# Common Issues
## ECC Error
ECC Error is a machine failure. It is recommended to use [Continued Training and Fault Tolerance](tutorial/continue_train.md) to automatically blacklist faulty machines and restart the job.
## How to build a custom training flow for multiple reward models
The provided examples are for training a single reward model. If you need to customize the training flow for multiple reward models, please refer to [Custom Inference and Training Workflow](tutorial/custom_model_flow.md).
## RuntimeError: Error(s) in loading state_dict for VocabParallelEmbedding
```
RuntimeError: Error(s) in loading state_dict for VocabParallelEmbedding:
   size mismatch for weight: copying a param with shape torch.Size([xxx, xxx]) from checkpoint, the shape in the current model is torch.Size([[xxx, xxx]]).
```
This is generally caused by changes in the TP and requires adjusting the parameter `make_vocab_size_divisible_by` to align the shape of the padded embedding parameters.
## YAML Configuration
Refer to [Configuration File](config_yaml.md).
## How to enable 'Efficient memory sharing' to reduce memory usage
Refer to the documentation on [Efficient memory sharing](tutorial/ems.md).
## Megatron Model Conversion and Parallel Strategy
```bash
cd $CHATLEARN
model_type=GPT # for reward model, set model_type to REWARD
load_dir=xxx
save_dir=xxx
target_tp=xxx
target_pp=xxx
python chatlearn/tools/megatron_checkpoint_utils.py --model-type ${model_type} --load-dir ${load_dir} --save-dir ${save_dir} \
    --target-tensor-parallel-size ${target_tp} --target-pipeline-parallel-size ${target_pp}
```
Note that this script has only been validated on official Megatron-LM scripts.
## Applying for custom_port
In the DLC environment, the current RLHF training has already allocated 50 ports to meet all usage scenarios.
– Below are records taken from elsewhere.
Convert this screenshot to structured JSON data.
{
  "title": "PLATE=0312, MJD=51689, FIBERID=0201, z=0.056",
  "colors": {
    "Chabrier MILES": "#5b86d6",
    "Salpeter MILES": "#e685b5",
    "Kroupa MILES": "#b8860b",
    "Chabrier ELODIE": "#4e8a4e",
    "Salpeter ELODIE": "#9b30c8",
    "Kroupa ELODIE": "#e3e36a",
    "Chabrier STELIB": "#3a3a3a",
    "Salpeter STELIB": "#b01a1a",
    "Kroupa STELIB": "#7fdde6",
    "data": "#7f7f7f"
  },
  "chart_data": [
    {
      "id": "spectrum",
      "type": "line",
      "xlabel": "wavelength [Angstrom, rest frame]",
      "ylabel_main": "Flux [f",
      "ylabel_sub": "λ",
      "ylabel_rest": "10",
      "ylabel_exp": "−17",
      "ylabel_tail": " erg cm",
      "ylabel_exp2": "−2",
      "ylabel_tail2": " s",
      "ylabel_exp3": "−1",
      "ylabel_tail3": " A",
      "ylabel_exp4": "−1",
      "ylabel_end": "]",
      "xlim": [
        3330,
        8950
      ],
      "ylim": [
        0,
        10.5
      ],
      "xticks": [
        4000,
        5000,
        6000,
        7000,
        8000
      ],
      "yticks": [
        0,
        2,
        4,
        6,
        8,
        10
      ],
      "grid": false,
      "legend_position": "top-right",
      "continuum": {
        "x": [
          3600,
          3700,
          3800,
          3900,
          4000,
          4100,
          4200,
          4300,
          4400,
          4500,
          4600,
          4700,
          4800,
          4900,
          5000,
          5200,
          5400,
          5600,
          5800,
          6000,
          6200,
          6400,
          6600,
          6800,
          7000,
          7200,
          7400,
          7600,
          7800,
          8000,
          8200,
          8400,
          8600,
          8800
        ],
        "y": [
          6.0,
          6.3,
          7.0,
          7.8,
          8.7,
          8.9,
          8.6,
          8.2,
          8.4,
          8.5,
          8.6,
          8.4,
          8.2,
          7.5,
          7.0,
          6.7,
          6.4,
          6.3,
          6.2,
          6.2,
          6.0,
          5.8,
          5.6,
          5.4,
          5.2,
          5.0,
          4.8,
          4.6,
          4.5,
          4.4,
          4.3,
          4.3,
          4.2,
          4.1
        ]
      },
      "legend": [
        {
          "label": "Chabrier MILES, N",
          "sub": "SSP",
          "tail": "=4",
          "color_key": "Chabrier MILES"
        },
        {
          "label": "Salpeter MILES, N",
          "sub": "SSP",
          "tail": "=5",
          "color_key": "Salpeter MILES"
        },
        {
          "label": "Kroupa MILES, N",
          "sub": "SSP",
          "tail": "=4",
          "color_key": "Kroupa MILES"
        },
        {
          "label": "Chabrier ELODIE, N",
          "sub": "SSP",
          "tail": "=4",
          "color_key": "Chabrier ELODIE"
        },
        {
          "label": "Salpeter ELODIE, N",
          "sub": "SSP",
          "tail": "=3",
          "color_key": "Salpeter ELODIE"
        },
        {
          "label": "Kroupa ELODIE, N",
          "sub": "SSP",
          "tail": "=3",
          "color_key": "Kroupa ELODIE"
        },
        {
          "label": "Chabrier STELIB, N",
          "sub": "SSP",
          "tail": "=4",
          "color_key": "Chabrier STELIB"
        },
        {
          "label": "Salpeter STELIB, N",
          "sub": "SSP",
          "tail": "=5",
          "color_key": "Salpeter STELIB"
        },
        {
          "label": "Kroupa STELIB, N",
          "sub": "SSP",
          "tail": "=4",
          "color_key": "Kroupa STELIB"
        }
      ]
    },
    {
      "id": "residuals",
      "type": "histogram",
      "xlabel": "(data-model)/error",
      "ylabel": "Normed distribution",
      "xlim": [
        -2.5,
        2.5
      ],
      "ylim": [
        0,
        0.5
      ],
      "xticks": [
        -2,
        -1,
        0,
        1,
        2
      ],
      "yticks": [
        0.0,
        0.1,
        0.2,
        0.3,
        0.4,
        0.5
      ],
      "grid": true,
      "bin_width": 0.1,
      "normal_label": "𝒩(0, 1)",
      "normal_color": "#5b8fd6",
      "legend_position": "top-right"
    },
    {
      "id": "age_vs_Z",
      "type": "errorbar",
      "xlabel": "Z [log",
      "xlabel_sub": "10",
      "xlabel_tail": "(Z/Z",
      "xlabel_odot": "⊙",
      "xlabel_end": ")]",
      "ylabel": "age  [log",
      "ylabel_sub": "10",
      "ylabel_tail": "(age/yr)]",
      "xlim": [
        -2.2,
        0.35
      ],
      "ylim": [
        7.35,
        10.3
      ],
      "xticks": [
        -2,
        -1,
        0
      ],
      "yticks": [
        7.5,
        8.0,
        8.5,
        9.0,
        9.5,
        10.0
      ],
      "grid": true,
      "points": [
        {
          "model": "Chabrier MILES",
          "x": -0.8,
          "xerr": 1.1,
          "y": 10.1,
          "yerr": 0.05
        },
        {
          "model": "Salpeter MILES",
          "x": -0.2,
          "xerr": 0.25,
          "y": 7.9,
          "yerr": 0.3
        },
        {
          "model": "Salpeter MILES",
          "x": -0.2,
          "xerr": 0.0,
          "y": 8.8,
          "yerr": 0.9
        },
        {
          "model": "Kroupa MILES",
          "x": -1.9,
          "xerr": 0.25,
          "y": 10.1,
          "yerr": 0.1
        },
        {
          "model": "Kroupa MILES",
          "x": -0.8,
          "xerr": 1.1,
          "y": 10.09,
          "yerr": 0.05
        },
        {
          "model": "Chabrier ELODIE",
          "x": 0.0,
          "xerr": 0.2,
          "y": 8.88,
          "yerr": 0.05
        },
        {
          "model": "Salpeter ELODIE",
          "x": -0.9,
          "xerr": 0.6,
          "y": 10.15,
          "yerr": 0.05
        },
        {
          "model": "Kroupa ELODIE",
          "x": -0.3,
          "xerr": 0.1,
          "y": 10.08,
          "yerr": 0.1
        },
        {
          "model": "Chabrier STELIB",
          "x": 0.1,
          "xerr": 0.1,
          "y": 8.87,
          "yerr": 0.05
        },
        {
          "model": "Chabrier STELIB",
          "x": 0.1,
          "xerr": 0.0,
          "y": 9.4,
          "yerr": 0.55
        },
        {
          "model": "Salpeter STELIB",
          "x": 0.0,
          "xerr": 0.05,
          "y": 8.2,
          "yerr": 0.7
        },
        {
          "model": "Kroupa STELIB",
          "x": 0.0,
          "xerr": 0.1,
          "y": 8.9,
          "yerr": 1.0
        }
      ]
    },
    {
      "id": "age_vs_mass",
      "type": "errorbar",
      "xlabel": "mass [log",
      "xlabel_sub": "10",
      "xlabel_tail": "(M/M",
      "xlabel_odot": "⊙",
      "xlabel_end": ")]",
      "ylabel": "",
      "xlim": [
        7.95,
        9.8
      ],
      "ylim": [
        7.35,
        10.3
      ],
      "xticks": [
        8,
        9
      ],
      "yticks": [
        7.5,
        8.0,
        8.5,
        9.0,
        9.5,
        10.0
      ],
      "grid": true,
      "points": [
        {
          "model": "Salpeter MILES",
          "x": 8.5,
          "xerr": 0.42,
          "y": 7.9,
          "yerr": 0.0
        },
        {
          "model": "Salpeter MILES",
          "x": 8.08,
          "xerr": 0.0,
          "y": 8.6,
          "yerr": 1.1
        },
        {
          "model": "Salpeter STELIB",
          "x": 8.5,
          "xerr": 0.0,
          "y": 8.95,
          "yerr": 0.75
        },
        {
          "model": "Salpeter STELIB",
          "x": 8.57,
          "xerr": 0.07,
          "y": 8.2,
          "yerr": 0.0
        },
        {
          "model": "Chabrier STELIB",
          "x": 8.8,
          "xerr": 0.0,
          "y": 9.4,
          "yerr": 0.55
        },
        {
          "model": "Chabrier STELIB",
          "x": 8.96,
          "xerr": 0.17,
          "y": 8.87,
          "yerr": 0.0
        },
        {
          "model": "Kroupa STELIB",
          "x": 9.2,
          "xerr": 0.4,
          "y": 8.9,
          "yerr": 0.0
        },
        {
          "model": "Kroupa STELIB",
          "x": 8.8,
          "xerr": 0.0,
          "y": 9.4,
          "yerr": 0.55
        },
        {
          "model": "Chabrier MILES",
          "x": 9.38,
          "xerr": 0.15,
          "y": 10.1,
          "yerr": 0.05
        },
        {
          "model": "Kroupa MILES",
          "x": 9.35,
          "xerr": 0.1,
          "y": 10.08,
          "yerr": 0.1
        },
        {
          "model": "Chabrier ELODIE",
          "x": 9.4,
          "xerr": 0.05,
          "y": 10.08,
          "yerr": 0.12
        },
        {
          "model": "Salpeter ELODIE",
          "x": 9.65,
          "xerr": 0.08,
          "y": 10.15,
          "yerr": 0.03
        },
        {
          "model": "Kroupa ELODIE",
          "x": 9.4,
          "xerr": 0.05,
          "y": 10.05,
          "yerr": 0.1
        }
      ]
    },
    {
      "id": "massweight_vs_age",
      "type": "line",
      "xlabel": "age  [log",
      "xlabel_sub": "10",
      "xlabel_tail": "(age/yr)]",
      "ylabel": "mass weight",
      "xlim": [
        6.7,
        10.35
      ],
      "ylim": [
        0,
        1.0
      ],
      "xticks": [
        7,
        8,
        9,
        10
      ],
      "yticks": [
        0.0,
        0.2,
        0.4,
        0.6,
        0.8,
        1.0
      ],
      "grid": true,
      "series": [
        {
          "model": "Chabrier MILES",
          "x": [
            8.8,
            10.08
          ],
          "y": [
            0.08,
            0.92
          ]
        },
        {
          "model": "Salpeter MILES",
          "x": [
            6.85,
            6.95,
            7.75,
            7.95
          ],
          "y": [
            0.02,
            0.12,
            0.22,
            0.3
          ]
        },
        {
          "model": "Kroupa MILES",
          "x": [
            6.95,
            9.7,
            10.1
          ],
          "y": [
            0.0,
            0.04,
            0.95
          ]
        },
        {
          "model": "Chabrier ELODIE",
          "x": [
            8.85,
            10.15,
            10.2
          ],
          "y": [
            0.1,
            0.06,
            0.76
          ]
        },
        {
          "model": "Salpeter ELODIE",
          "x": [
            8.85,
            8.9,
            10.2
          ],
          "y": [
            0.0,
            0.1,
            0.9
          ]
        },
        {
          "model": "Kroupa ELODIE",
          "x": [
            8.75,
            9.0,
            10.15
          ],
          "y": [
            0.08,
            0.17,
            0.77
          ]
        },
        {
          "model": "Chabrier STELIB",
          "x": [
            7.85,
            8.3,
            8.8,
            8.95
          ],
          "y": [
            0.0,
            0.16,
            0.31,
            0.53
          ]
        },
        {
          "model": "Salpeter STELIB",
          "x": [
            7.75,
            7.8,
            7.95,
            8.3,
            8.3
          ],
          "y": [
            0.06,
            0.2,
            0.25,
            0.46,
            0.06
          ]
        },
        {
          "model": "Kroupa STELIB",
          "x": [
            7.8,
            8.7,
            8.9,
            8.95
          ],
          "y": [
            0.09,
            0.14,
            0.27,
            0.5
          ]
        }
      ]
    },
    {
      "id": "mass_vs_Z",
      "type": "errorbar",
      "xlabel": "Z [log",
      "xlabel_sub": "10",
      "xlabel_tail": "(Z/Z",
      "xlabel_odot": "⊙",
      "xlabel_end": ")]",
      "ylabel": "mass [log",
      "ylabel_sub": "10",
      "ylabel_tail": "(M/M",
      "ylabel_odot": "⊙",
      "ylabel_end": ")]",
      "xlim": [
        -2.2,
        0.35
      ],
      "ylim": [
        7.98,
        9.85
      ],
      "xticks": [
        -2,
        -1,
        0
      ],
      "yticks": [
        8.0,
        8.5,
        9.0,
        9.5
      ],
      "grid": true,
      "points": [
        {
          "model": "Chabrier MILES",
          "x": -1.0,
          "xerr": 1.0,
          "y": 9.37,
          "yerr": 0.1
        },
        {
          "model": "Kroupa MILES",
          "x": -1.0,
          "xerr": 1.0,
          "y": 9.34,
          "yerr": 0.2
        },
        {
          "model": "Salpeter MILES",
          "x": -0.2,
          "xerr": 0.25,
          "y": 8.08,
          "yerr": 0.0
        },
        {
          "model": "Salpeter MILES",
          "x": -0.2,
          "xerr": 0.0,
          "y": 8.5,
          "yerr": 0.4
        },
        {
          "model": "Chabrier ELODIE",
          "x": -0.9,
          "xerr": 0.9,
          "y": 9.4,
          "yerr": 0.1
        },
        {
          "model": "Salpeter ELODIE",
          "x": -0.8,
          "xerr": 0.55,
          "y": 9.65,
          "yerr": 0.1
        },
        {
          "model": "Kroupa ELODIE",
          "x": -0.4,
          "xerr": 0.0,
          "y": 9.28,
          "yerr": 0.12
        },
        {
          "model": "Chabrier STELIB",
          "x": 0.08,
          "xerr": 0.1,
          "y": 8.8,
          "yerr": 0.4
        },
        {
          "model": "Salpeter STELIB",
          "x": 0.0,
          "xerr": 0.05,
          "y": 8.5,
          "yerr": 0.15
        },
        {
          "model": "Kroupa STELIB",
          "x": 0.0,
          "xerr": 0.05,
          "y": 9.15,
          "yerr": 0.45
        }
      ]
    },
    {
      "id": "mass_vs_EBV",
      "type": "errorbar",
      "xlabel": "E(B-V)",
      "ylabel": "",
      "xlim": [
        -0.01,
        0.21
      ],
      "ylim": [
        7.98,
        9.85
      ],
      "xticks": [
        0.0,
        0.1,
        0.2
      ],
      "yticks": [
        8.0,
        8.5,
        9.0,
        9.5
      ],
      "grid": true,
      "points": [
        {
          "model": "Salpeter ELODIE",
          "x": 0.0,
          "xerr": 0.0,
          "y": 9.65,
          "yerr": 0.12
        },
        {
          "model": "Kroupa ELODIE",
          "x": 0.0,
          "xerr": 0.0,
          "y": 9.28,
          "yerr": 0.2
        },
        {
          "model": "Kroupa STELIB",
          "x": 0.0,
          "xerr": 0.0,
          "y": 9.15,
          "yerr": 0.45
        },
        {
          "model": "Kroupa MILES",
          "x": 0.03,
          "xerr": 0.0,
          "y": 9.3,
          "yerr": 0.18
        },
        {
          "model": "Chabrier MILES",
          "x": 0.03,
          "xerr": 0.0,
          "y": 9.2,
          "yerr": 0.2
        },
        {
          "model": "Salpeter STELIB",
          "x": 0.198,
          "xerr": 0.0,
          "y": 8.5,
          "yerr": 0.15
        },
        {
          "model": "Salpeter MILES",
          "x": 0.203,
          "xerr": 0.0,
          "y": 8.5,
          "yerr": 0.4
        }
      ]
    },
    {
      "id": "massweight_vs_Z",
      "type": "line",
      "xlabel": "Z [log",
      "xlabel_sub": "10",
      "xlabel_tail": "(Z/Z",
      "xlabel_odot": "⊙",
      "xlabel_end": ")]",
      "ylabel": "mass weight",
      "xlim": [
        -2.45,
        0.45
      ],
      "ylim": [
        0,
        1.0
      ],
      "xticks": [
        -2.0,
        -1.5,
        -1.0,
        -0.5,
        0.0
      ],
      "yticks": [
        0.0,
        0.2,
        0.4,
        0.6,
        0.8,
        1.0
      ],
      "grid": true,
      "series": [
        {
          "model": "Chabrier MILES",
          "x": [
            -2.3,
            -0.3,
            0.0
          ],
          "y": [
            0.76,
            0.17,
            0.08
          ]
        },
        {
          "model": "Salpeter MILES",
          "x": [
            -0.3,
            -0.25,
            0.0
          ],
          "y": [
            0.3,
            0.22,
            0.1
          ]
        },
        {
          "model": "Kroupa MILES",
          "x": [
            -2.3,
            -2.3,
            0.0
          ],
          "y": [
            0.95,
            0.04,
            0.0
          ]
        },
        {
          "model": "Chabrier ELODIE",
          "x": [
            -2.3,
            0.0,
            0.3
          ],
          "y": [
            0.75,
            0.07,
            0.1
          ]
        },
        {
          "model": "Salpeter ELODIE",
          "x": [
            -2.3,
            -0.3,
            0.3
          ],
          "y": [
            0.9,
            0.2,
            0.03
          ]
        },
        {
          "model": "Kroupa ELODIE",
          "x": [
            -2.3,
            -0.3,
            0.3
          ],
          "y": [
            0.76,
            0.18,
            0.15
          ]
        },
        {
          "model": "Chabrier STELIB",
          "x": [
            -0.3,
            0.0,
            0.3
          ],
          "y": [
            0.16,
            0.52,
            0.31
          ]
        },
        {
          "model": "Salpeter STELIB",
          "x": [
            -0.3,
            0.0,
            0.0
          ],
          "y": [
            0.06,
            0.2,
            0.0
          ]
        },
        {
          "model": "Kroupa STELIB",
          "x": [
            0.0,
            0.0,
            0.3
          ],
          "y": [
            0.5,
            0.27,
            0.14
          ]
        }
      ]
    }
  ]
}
It is recommended to set the advanced configuration as follows:
```
customPortList=30000-30050
```
## Task failure but DLC status shows success
1. Redirect the log to a file
```
python train_rlhf.py -c configs/llama2/rlhf.yaml 2>&1 | tee -a ${LOG_DIR}/log_${RANK}.txt
```
In this situation, the exit code is always 0, and the DLC job will show as successful. It is necessary to change it to the following:
```
python train_rlhf.py -c configs/llama2/rlhf.yaml 2>&1 | tee -a ${LOG_DIR}/log_${RANK}.txt ; exit ${PIPESTATUS[0]}
```
2. There are some additional operations after the training command, causing the error code to be different from the training command's error code. It is recommended to add `set -e` at the beginning of the command, so that it exits at the first encountered error command.
## Adjusting lr error in continued training
Megatron checks if the lr has changed during load_checkpoint. It is necessary to set the Megatron model parameter `override_opt_param_scheduler` to True to bypass the check.
## How to specify the frequency of model saving during training
In rlhf.yaml, configure `save_episode_interval`.